Abstract
Testosterone and oestradiol are critical for normal bone development and maintenance in men. With ageing, there is a decrease in both androgen and oestrogen concentrations, which is associated with low bone mineral density (BMD). Aromatase inhibitor therapy decreases oestradiol concentration by blocking its conversion from testosterone. This study assessed the effect of aromatase inhibition on BMD in older men with lower testosterone concentrations.
Men (n = 88) with low or borderline-low testosterone concentration were randomized to receive anastrazole or placebo for 12 months, with reviews at three, six and 12 months. Nineteen subjects dropped out of the study, leaving a study population of 69. Testosterone was measured by radioimmunoassay, bioavailable testosterone by differential precipitation with ammonium sulphate and BMD by DEXA scanning.

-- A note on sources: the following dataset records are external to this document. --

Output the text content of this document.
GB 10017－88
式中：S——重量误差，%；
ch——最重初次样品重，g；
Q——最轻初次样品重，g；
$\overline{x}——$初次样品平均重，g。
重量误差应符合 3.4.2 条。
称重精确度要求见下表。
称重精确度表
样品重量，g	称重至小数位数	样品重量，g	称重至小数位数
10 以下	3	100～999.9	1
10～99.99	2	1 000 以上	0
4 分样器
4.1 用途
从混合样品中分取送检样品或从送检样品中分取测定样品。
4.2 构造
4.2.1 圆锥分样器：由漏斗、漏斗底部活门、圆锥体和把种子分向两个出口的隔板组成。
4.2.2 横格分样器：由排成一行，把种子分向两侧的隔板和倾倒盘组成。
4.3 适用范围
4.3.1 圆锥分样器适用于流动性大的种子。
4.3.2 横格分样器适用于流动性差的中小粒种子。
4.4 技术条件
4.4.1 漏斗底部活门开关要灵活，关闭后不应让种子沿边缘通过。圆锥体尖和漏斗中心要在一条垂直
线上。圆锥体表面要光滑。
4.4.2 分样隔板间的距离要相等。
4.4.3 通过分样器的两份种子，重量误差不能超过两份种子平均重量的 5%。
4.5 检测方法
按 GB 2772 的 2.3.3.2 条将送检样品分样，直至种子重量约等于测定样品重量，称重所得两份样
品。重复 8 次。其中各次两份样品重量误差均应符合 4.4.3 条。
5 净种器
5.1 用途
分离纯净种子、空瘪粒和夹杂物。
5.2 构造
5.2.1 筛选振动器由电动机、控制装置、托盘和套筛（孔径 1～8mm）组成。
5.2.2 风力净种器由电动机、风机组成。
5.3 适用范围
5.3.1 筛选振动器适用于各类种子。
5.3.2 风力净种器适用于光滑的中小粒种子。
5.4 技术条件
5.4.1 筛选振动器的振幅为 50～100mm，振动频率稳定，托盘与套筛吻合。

In the group receiving anastrazole, mean testosterone concentration increased from 11.1 ± 3.2 nmol/L at baseline to 18.2 ± 4.8 nmol/L at three months. Oestradiol decreased from 55 ± 15 to 44 ± 15 nmol/L. Spine BMD decreased from 1.12 ± 0.14 to 1.10 ± 0.14 g/cm2 in the group receiving anastrazole, while it increased in the placebo group from 1.18 ± 0.15 to 1.19 ± 0.15 g/cm2.
Anastrazole increased serum testosterone and modestly reduced oestradiol concentrations while decreasing BMD compared with placebo. Aromatase inhibition does not appear to be an optimal treatment for hypogonadal men and does not improve their skeletal health.